With regard to criteria for determining the materiality of events, Sebi said that one of the criteria is the omission of an event, whose value or the expected impact in terms of value, exceeds the lower of 2 per cent of turnover, or 2 per cent of net worth as per the last audited consolidated financial statements or 5 per cent of the average of absolute value of profit or loss after tax, as per the last three audited consolidated financial statements of the listed entity.
The regulator clarified that "average of absolute value of profit or loss is required to be considered by disregarding the 'sign' (positive or negative) that denotes such value as the said value is required only for determining the threshold for ‘materiality’ of the event and not for any commercial consideration".
If a listed entity does not have a track record of three years of financials, like in case of a demerged entity, the average may be taken for the number of years as may be available.
Sebi also came out with guidance on when information can be said to have occurred for disclosures under the LODR (Listing of Obligations and Disclosure Requirements) rules.
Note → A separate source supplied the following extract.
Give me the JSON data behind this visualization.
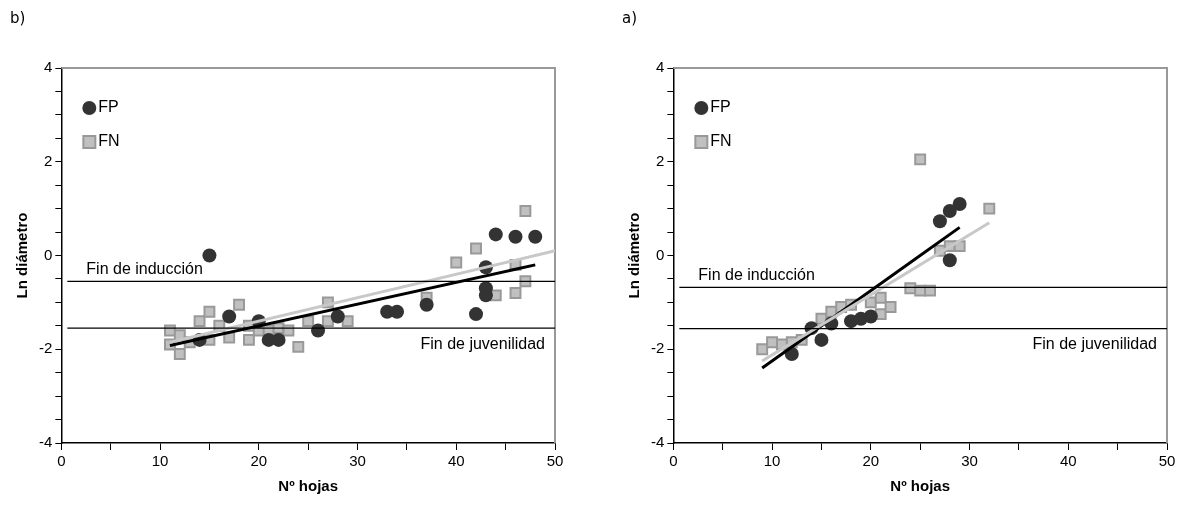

In certain instances, the disclosure would depend upon the stage of discussion, negotiation or approval and in other instances where there is no such discussion, negotiation or approval required --in case of natural calamities, disruptions etc, Sebi noted..
Considering the price sensitivity involved, for events such as decision on declaration of dividends, Sebi said that disclosure would be made on receipt of approval of the event by the board of Directors, pending shareholder’s nod.
In case in-principle approval or nod to explore (which is not final approval) is given by the company's board, the same would not require disclosure.